The dimension reduction method of two-grid Crank–Nicolson mixed finite element solution coefficient vectors for nonlinear fourth-order reaction diffusion equation with temporal fractional derivative

Abstract

Herein, we mainly resort to a proper orthogonal decomposition (POD) to study the dimension reduction of unknown solution coefficient vectors in the two-grid Crank–Nicolson mixed finite element (CNMFE) (TGCNMFE) method for the nonlinear fourth-order reaction diffusion equation with temporal fractional derivative and establish a new reduced-dimension extrapolated TGCNMFE (RDETGCNMFE) method.
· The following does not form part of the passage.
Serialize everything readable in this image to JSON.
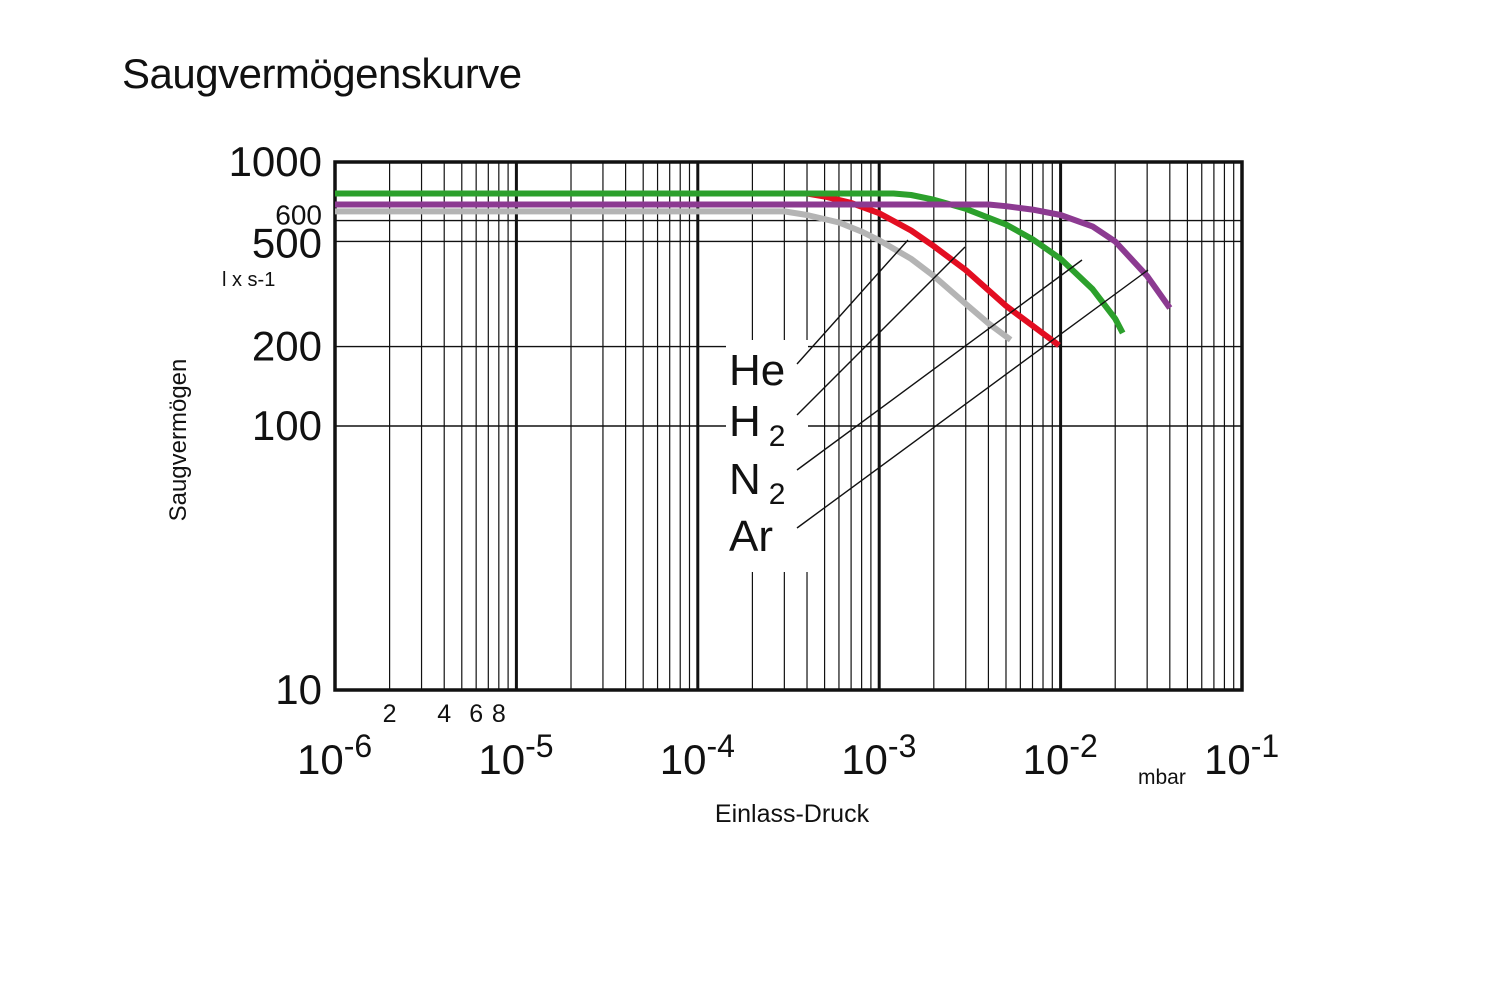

For this purpose, we firstly retrospect the TGCNMFE method for the nonlinear fourth-order reaction diffusion equation and provide the existence, unconditional stability, and error estimates of the TGCNMFE solutions. Thereafter, we use the POD method to reduce the dimensionality of the unknown TGCNMFE solution coefficient vectors of the nonlinear fourth-order reaction diffusion equation and develop the new RDETGCNMFE method, and use matrix analysis to analyze the existence, unconditional stability, and errors of the RDETGCNMFE solutions. Finally, we perform numerical experiments to verify our theoretical results and show the advantages of the RDETGCNMFE method. It is worth noting that the RDETGCNMFE method herein is completely distinguished from the existing ones. Hence, the work in this paper is brand-new.